Consistent responses of forest carbon dioxide fluxes to short term weather anomalies

The growth rate of atmospheric CO2 varies annually and most of this variability has been attributed to CO2-fluxes between terrestrial ecosystems and the atmosphere. Biomass burning and climatic variability influence CO2-fluxes and thus the growth rate of atmospheric CO2. However, these top- down insights, mainly derived from inverse and global modeling, provides relatively little insight into the mechanisms driving the relationships between climatic variability and terrestrial ecosystem processes that influence net ecosystem exchange. Although our understanding of carbon cycling in terrestrial ecosystems improved considerably since the development of the eddy covariance technique, conflicting results have been reported regarding the relationships between climatic drivers and the variability in NEE. The apparently conflicting results may be partly related to scaling i.e. differences in the temporal resolution across analyses. In addition, simple relations between CO2-fluxes and single climatic variables are not particularly helpful and do not represent the more complex interactions of multiple climatic factors and ecosystem processes.
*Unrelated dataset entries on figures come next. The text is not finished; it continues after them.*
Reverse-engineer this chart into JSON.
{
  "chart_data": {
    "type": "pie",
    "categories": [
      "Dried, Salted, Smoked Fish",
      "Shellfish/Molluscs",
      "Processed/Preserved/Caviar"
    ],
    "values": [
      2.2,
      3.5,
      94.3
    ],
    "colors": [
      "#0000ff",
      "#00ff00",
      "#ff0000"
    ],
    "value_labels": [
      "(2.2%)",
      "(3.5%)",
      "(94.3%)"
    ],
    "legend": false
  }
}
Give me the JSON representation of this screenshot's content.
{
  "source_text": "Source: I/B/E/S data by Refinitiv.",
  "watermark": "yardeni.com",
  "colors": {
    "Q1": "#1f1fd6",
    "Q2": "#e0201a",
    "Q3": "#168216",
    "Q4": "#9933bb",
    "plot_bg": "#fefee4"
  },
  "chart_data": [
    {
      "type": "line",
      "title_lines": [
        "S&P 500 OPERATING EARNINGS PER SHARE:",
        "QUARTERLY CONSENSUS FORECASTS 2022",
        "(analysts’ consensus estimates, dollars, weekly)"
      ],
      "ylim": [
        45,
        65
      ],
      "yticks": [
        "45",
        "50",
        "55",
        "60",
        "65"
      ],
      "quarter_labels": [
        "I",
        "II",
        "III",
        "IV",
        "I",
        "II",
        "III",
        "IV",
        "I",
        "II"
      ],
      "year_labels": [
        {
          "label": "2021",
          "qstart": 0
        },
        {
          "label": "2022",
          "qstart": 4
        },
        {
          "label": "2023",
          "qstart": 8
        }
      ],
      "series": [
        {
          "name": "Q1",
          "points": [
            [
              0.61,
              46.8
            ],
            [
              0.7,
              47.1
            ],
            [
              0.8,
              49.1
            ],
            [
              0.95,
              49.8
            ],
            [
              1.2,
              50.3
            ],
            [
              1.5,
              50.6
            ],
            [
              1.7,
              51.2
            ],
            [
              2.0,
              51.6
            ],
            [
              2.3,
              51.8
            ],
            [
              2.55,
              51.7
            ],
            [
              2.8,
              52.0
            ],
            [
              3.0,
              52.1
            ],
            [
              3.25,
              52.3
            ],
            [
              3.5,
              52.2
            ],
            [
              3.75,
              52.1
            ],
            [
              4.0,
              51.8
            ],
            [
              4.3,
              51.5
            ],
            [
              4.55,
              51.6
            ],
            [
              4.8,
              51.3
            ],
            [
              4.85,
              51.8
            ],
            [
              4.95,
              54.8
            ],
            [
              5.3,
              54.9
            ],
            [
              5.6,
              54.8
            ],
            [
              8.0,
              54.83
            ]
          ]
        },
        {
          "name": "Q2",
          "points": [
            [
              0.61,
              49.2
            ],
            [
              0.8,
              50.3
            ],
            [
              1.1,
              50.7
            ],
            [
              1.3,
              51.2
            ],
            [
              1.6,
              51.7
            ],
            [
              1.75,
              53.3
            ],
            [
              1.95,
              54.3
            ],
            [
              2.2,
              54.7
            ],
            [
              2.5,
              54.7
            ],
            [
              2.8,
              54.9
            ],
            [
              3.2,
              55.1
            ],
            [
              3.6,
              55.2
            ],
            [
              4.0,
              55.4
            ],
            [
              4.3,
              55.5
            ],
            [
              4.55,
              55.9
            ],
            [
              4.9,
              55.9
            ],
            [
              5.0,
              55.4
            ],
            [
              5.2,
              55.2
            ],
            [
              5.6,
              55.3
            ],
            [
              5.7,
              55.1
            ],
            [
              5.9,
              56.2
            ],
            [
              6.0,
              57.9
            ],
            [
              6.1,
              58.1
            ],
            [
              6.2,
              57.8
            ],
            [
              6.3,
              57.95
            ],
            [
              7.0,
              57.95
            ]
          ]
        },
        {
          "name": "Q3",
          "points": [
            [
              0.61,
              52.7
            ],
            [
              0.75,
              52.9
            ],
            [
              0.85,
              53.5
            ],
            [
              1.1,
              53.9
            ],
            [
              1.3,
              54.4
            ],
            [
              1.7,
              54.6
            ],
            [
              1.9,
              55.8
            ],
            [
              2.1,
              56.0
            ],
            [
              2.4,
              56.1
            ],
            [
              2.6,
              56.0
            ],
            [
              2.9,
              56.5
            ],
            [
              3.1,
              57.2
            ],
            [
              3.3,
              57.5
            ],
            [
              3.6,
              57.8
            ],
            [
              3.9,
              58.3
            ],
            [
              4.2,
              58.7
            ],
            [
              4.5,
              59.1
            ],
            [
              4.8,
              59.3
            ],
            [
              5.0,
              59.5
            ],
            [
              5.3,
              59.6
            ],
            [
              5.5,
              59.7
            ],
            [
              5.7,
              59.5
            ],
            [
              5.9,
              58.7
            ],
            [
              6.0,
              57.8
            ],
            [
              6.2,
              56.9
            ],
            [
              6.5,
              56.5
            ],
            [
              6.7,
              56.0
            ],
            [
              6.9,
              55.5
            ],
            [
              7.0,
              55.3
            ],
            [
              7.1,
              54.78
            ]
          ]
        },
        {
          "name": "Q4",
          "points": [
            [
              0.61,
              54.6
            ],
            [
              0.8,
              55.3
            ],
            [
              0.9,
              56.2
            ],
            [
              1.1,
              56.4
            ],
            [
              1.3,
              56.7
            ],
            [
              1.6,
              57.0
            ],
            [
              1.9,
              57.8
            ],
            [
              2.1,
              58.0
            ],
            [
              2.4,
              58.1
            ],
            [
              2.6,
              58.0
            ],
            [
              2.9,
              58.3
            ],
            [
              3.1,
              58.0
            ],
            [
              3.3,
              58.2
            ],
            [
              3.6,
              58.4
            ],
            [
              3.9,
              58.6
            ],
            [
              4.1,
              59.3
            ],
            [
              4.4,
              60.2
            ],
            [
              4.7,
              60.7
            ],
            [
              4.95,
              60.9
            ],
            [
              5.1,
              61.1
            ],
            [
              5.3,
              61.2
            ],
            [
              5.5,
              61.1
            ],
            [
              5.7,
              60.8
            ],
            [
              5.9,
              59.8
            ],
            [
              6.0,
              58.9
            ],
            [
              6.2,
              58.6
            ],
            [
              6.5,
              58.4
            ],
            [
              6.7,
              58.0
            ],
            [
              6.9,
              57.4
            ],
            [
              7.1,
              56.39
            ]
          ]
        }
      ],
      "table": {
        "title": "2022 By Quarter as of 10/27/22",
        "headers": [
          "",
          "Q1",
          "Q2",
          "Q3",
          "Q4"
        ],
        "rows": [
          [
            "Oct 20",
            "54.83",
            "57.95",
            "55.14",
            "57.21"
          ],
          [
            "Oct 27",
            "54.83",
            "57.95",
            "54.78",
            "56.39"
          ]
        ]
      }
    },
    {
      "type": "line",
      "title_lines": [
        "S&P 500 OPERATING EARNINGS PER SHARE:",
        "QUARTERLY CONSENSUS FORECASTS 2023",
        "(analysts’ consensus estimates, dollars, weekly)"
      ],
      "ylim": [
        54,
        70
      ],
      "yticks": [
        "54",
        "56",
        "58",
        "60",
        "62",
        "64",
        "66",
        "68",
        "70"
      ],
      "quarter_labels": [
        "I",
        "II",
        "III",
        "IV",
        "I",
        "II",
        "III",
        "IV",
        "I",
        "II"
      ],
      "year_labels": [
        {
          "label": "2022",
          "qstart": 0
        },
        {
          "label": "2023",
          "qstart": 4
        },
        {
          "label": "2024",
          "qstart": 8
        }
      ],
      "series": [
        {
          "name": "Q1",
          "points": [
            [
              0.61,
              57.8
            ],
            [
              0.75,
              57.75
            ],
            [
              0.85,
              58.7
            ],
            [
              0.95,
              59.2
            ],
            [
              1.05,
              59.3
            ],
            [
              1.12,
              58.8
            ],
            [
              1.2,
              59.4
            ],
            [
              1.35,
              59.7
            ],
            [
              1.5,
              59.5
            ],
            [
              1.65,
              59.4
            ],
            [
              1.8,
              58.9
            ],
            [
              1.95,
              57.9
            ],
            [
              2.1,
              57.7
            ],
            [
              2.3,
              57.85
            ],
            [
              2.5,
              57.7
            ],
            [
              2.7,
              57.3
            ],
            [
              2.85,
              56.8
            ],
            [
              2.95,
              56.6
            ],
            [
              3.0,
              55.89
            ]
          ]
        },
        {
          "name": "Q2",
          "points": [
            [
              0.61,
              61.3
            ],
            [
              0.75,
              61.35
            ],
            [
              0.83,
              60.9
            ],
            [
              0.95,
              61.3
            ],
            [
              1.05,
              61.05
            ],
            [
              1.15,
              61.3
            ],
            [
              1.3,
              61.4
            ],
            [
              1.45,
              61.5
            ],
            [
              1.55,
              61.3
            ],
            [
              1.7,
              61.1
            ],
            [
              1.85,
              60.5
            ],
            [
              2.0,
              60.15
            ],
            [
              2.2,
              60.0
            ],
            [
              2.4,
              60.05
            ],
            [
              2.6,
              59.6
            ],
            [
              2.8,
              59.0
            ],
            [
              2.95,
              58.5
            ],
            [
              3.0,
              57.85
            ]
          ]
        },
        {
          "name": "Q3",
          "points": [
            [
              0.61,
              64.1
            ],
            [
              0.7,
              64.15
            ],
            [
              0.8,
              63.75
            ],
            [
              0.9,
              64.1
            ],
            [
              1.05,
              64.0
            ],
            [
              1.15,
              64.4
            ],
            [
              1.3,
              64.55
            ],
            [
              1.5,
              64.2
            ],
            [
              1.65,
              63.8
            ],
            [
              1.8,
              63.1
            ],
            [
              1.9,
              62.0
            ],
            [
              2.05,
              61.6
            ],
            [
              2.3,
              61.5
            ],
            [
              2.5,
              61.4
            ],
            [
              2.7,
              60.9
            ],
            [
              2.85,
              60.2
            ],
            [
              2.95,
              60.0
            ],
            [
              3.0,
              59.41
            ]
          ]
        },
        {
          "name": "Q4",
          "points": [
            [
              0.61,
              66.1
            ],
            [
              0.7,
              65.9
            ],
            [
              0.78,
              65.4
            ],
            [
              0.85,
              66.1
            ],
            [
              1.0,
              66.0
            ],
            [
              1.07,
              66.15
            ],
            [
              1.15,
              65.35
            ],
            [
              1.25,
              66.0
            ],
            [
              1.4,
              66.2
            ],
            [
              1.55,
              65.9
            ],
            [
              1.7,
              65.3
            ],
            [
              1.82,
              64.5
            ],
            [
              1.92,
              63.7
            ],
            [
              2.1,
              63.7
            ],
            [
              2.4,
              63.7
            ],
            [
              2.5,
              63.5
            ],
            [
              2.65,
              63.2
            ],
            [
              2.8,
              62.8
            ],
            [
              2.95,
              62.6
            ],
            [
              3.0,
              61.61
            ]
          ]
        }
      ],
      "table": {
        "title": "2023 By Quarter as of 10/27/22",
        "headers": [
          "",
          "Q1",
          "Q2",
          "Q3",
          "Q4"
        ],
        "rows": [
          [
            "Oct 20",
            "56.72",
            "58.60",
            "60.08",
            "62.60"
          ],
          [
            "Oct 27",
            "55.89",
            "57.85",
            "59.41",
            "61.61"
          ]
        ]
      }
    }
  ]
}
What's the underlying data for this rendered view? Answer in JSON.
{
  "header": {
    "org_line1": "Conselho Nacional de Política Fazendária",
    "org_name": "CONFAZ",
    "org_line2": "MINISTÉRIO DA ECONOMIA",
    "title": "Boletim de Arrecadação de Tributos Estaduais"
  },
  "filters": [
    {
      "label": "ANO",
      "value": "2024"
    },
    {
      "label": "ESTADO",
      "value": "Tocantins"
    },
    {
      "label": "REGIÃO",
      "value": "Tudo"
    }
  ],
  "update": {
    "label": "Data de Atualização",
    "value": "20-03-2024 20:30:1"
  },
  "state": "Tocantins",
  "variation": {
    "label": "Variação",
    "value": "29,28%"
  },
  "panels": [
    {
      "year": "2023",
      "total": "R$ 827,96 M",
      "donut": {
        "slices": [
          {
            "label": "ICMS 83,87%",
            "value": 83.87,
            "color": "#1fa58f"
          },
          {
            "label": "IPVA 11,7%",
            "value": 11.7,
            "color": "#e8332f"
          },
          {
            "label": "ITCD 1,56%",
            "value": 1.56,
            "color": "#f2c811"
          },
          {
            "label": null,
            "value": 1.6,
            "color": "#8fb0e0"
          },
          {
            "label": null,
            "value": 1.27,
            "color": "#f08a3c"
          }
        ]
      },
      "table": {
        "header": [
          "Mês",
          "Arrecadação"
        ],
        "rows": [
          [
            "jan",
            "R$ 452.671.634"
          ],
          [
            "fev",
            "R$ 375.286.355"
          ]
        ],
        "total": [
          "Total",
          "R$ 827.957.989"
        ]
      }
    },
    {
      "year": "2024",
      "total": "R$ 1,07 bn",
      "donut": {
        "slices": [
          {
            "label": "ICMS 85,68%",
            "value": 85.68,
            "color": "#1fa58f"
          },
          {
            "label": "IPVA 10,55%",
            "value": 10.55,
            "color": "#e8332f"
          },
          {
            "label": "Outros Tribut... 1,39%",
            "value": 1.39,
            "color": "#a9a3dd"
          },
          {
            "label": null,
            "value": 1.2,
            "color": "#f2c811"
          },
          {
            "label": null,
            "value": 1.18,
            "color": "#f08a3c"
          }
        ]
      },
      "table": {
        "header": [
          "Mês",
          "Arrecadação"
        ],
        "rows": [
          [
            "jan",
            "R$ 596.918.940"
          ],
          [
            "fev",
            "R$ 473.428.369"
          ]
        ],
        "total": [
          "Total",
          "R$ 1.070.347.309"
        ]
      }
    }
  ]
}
This study uses 26 long-term (> 2000 days) NEE time series from boreal, temperate and tropical forests as a first step in understanding the short-term mechanisms underlying anomalies in ecosystem CO2- fluxes. To this aim, anomalous climatic events and anomalous CO2-fluxes were identified. Subsequently, four different states exist: both climate and CO2-fluxes are anomalous, climate is anomalous when the fluxes are regular, climate is regular where the fluxes are anomalous and both climate and fluxes are regular for a given period of time. For all four states we identified the climatic conditions, time of the year and time they occur and describe the similarities and differences across sites.